Free entry, no bookings required.

14:30 - SEMINAR - Anthropology and Sociology Seminar Series : Rich universities, poor education and the growing precarious academic class More Information
This paper deals with causes and impacts of casual teaching staff exploitation at Australian Universities, with a case study from UWA. Casualisation of employment relations is a measure of improving economic efficiency and profitability of businesses. The number of unstable jobs has been increasing globally across industries for the last ten years and resulted in a new socio-economic class, precariat (Standing 2011). At the same time the pressure on the remaining permanent staff to perform increases without any guarantees of continuing job security. Ironically, top management and a growing class of technocrats are the main beneficiaries of this organisational restructuring with seven figures salaries at the VC level becoming the standard. The impact of these new employment arrangements for the precariat is often devastating at various levels: financial, professional, social, personal and health-related.

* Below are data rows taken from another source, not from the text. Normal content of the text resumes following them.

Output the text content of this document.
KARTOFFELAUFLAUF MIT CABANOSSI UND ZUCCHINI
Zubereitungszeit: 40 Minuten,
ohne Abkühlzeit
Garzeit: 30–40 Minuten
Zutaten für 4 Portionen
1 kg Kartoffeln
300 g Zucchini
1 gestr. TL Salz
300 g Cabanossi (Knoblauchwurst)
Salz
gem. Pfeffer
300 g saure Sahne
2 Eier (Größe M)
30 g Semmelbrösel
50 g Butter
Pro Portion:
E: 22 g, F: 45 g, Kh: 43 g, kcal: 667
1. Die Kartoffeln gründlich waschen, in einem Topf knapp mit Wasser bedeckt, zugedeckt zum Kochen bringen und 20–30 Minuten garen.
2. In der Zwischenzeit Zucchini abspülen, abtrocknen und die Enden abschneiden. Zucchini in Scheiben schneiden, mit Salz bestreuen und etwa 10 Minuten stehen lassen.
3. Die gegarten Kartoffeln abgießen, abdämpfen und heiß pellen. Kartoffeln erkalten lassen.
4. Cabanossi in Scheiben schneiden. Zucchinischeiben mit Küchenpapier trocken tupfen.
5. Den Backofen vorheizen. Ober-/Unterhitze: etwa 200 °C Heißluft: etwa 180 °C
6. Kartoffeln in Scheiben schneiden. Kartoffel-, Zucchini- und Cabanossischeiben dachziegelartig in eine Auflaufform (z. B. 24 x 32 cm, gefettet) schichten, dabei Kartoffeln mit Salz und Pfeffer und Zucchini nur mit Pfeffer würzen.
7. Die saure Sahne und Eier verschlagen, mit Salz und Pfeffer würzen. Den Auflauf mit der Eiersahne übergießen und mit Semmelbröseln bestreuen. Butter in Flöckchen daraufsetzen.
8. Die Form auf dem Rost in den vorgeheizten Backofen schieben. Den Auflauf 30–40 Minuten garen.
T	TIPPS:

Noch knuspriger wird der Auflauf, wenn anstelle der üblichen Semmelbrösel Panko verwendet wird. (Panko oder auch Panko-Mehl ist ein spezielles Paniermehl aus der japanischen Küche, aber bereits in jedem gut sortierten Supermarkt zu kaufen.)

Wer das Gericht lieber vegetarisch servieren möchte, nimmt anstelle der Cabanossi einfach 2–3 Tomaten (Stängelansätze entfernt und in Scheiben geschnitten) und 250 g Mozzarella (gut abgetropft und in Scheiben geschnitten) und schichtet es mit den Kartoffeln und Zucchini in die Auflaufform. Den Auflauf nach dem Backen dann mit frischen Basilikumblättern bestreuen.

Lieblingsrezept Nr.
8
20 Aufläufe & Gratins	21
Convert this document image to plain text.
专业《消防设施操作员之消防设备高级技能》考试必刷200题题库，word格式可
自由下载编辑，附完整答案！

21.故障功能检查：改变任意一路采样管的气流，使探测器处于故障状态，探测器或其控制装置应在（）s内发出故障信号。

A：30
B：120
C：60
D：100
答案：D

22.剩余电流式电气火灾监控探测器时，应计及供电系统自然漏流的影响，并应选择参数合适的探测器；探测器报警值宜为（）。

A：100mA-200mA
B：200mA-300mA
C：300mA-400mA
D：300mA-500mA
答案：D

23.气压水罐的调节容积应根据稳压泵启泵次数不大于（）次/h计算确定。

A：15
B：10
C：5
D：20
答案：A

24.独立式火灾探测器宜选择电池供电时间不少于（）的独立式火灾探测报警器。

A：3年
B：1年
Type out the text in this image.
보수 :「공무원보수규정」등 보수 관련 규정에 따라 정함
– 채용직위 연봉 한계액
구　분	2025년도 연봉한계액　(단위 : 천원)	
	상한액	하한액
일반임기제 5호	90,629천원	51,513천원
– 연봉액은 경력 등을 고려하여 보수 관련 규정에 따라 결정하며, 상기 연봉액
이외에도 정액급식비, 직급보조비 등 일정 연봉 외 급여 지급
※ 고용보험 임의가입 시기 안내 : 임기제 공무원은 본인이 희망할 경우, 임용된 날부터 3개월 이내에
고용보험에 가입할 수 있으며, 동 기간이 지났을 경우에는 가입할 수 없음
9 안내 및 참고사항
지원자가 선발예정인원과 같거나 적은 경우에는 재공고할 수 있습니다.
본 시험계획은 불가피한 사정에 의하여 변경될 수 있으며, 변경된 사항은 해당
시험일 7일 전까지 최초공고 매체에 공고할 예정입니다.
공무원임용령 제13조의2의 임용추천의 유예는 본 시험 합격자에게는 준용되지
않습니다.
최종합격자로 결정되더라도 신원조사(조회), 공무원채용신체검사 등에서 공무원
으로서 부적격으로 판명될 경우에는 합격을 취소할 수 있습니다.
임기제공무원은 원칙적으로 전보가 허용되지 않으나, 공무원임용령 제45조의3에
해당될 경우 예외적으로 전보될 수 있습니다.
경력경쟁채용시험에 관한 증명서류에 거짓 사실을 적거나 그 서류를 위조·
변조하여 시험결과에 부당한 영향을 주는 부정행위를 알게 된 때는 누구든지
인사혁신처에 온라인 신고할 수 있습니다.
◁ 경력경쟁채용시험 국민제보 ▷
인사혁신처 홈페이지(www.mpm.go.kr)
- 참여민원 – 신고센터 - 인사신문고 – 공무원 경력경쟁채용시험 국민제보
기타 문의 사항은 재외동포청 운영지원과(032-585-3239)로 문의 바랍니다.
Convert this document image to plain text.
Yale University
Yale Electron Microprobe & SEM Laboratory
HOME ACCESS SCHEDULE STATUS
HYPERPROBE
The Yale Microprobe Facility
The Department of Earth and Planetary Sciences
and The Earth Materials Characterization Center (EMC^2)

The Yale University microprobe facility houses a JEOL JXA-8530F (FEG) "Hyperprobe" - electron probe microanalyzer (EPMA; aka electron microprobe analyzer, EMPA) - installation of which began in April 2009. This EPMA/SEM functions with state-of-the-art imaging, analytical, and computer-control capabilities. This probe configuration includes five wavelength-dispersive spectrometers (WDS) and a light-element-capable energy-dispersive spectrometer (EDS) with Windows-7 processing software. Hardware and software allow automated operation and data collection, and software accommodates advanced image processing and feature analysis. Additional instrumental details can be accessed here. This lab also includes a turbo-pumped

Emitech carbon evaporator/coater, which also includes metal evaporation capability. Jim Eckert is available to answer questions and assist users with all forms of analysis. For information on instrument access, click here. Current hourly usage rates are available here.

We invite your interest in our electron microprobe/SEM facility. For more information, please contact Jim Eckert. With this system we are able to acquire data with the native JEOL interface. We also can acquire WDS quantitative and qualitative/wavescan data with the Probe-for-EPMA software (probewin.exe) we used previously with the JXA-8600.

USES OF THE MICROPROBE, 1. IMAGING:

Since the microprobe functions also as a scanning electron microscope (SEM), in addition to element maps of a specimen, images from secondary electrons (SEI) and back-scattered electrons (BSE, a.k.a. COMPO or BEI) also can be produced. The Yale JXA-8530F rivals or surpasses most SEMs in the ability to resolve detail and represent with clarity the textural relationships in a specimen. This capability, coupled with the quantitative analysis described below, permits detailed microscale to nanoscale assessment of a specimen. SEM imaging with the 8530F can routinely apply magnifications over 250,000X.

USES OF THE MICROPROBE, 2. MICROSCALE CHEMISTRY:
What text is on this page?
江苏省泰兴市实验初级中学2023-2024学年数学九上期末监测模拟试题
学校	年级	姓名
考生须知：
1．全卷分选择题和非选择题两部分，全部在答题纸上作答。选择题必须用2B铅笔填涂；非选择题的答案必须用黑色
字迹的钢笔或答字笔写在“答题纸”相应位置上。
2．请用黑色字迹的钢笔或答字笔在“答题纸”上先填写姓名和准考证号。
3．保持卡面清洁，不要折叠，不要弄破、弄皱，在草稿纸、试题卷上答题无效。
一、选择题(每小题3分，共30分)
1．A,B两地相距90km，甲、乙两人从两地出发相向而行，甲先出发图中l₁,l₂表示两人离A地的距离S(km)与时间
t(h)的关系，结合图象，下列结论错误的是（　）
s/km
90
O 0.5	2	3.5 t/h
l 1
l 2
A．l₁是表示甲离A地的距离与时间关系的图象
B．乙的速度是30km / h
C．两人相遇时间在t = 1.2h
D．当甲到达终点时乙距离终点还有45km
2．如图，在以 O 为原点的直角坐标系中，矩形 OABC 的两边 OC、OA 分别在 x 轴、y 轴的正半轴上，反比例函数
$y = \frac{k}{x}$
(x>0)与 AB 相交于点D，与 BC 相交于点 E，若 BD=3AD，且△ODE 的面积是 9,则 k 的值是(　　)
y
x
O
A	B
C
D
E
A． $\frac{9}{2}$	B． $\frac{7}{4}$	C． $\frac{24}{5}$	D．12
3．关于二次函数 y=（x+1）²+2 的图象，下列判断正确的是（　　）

Paradoxically, the long-term impact of growing work casualization has a negative effect on the restructuring organisation: high employee turnover, loss of knowledge and skills, and poor consumer (students) satisfaction.

Dr Andrzej Gwizdalski is an independent researcher and multi-award winning ‘freelance’ lecturer who explores global issues related to the impact of emerging technologies and politics on work, economy and society. Andrzej has been involved in supporting and representing casual teaching staff at various levels of industrial dispute resolution at UWA since 2013.

16:00 - EVENT - Dr Alan Jamieson Seminar: Deep Sea Exploration : Hear from world-leader in deep sea biology Dr Alan Jamieson. Website | More Information
Join us at this 1 hour free public talk to hear from world-leader in deep sea biology, Dr Alan Jamieson from the Five Deeps Expedition and Newcastle University UK. Dr Jamieson will talk on exploring the deepest points on planet Earth and the amazing discoveries made.

Refreshments will be served following the presentation.